Mit der Zeit lernte er sogar, Bierflaschen mit dem Hammer zu öffnen und andere Kunststücke (selbstverständlich tranken alle auf der Baustelle nur alkoholfreies Bier).
So glücklich war der Zimmermann mit seinem Hammer, dass er auf jeder Baustelle, auf die er kam, seinen Kollegen aus den anderen Gewerken stolz von seinem Hammer erzählte und davon, was er damit alles tun könne und wie der Hammer ihm das Leben leichter mache.
Die Kollegen hörten sich die Geschichten an, und weil der Zimmermann so voller Feuer und Flamme erzählte und ihnen so glücklich erschien, merkten viele sich seine Geschichten und erzählten sie bei passenden Gelegenheiten weiter.
So hörte irgendwann ein Trockenbauer die Geschichte vom Hammer und dachte sich: Das muss ich auch mal ausprobieren. Ich habe so viele Schrauben in meine Gipsplatten einzudrehen, dass mir abends immer das Handgelenk schmerzt. So ein Hammer könnte auch mein Leben einfacher und schöner machen.
Und so kam es, dass der Trockenbauer sich einen Zimmermannshammer zulegte, um damit seine Gipsplatten einfacher an die Unterkonstruktion schrauben zu können…

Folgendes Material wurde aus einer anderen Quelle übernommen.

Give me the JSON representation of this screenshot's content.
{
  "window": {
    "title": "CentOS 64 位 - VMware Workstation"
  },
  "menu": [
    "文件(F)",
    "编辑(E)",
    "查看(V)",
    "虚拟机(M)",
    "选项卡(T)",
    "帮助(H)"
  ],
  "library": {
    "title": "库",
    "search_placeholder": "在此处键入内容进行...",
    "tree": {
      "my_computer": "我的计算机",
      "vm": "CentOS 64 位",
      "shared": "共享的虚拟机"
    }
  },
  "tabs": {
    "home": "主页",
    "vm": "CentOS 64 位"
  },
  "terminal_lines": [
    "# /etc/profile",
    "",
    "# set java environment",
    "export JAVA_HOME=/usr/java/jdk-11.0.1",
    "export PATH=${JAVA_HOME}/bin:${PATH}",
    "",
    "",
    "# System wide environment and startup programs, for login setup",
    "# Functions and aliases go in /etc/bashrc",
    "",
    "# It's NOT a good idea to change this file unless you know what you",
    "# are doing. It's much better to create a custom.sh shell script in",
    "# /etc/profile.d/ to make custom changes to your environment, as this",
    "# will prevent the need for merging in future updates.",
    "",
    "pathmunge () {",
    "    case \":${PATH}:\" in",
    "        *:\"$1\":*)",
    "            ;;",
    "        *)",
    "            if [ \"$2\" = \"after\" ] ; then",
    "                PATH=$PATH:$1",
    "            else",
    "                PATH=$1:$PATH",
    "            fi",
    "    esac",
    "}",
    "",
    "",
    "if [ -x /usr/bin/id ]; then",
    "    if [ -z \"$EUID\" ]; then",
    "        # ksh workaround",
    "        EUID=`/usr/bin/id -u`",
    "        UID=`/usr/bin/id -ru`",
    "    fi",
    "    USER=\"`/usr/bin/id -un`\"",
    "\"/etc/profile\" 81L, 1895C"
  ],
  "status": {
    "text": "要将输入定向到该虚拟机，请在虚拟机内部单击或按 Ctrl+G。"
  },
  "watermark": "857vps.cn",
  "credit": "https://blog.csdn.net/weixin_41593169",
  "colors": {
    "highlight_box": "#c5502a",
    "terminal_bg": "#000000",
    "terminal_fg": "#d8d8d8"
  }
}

Es ist klar, wie die Fabel ausgehen würde: Der Trockenbauer erlebt einen kolossalen Reinfall und ist das Gespött der ganzen Handwerkerschar.
Von der Fabel zur Realität
Natürlich ist die Geschichte vollkommen an den Haaren herbeigezogen – niemals würde im Handwerk so etwas Hanebüchenes wirklich passieren. Die Leute wissen, wer wann wozu welches Werkzeug einsetzt und was man damit machen kann – und was man besser lässt. Sonst wären sie ganz schnell raus aus dem Geschäft.
Was aber wäre, wenn wir nur ein paar kleine Details ändern? Machen wir aus der Baustelle einen Golfplatz, aus den einfachen Handwerkern hochbezahlte Manager, und aus dem Hammer machen wir – Scrum.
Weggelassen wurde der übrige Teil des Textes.